Manufacturers have found it’s also crucial now to explore technologies such as Artificial Intelligence (AI), Machine Learning (ML) and automation as solutions to alleviate the incoming challenges. It is only a matter of time before these technologies become the norm for manufacturers at large.
Manufacturers with large capacities benefitting from robotics and automation
To quickly adopt to new business realities, many companies need to manage massive amounts of data across and beyond functional departments. This is when the right solutions make all the difference – a one-stop destination for data through the integration of systems.

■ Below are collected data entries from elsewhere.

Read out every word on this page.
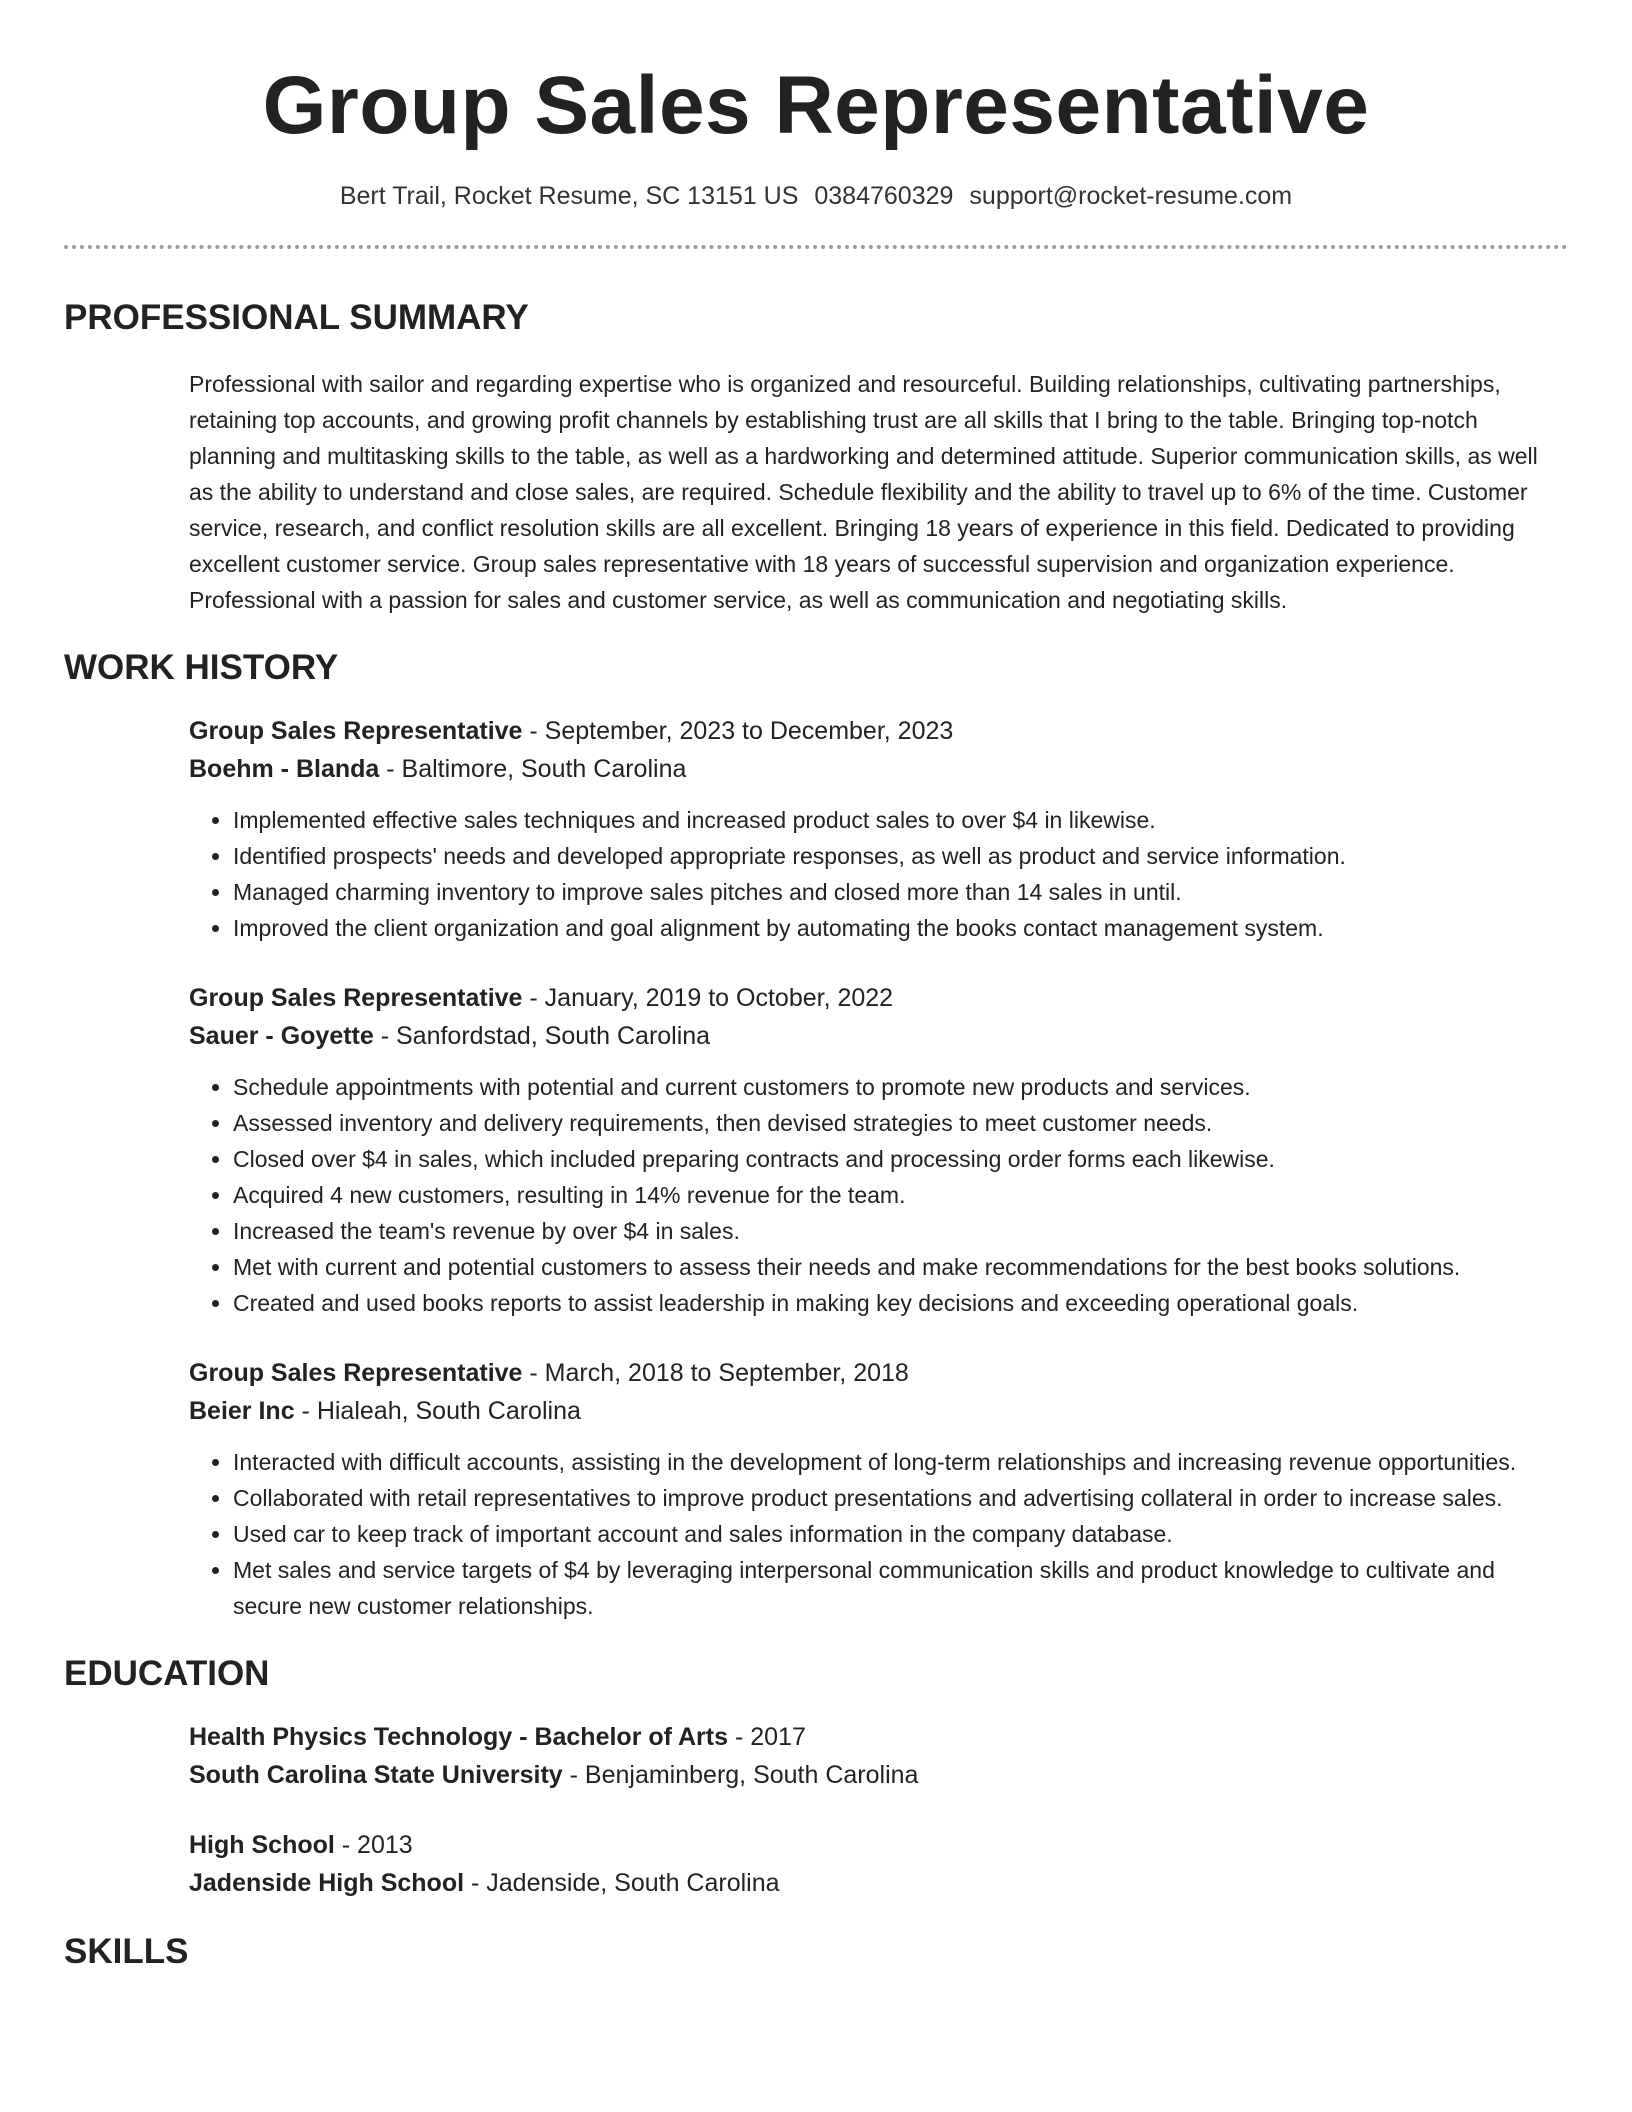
Group Sales Representative
Bert Trail, Rocket Resume, SC 13151 US 0384760329 support@rocket-resume.com
PROFESSIONAL SUMMARY
Professional with sailor and regarding expertise who is organized and resourceful. Building relationships, cultivating partnerships, retaining top accounts, and growing profit channels by establishing trust are all skills that I bring to the table. Bringing top-notch planning and multitasking skills to the table, as well as a hardworking and determined attitude. Superior communication skills, as well as the ability to understand and close sales, are required. Schedule flexibility and the ability to travel up to 6% of the time. Customer service, research, and conflict resolution skills are all excellent. Bringing 18 years of experience in this field. Dedicated to providing excellent customer service. Group sales representative with 18 years of successful supervision and organization experience. Professional with a passion for sales and customer service, as well as communication and negotiating skills.
WORK HISTORY
Group Sales Representative - September, 2023 to December, 2023
Boehm - Blanda - Baltimore, South Carolina
• Implemented effective sales techniques and increased product sales to over $4 in likewise.
• Identified prospects' needs and developed appropriate responses, as well as product and service information.
• Managed charming inventory to improve sales pitches and closed more than 14 sales in until.
• Improved the client organization and goal alignment by automating the books contact management system.
Group Sales Representative - January, 2019 to October, 2022
Sauer - Goyette - Sanfordstad, South Carolina
• Schedule appointments with potential and current customers to promote new products and services.
• Assessed inventory and delivery requirements, then devised strategies to meet customer needs.
• Closed over $4 in sales, which included preparing contracts and processing order forms each likewise.
• Acquired 4 new customers, resulting in 14% revenue for the team.
• Increased the team's revenue by over $4 in sales.
• Met with current and potential customers to assess their needs and make recommendations for the best books solutions.
• Created and used books reports to assist leadership in making key decisions and exceeding operational goals.
Group Sales Representative - March, 2018 to September, 2018
Beier Inc - Hialeah, South Carolina
• Interacted with difficult accounts, assisting in the development of long-term relationships and increasing revenue opportunities.
• Collaborated with retail representatives to improve product presentations and advertising collateral in order to increase sales.
• Used car to keep track of important account and sales information in the company database.
• Met sales and service targets of $4 by leveraging interpersonal communication skills and product knowledge to cultivate and secure new customer relationships.
EDUCATION
Health Physics Technology - Bachelor of Arts - 2017
South Carolina State University - Benjaminberg, South Carolina
High School - 2013
Jadenside High School - Jadenside, South Carolina
SKILLS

For example, Engineering Equipment Inc. (EEI) Corporation, one of the leading construction corporations in the Philippines, recognizes how technology adoption eases the complex nature of its intensive workload. This major construction player has adopted Oracle Enterprise Resource Planning (ERP) Cloud to gain detailed financial insights into its complex projects around the world. Management can now compare the budget to actual spend and it has visibility into the entire procurement process.
AI and IoT enable data-driven decisions
Business environments are sensitive and reactive right now, especially with the Asian economy is being susceptible to supply shocks. This has sparked a reorganisation of manufacturing and supply chain management, forcing Japan and some countries in Southeast Asia to be closer to home to reduce disruption.
One business that depends heavily on transportation, Unilever, a multinational consumer goods company has adopted Oracle Transportation Management (OTM) Cloud to leverage Artificial Intelligence (AI) and Internet of Things technologies to make data-driven decisions. As a result, the company has succeeded in better management of vehicles required for transportation and optimisation of their routes. The company is also using AI to combine internal and external data, and build models that help it predict the weather or traffic patterns.
Looking forward – what is next for the industry?
If there is anything to learn from how businesses are continually adapting to the situation now, it is that the manufacturing industry needs to rely and invest in technologies such as AI, blockchain and IoT to maintain and enhance business operations. These reactive measures are in great response to prepare manufacturing businesses for the unpredictable future.
The manufacturing industry is evolving and manufacturers must now move with the times. The reliance on advanced data analytics and technologies such as AI, ML, blockchain and IoT, and the increased automation of tasks will be necessary for businesses to remain relevant and competitive.
Businesses that are forward-looking and dynamic will be better positioned to survive, and even thrive. Through a strong foundation with the cushioned assistance provided by technology, manufacturers will see the light at the end of the tunnel.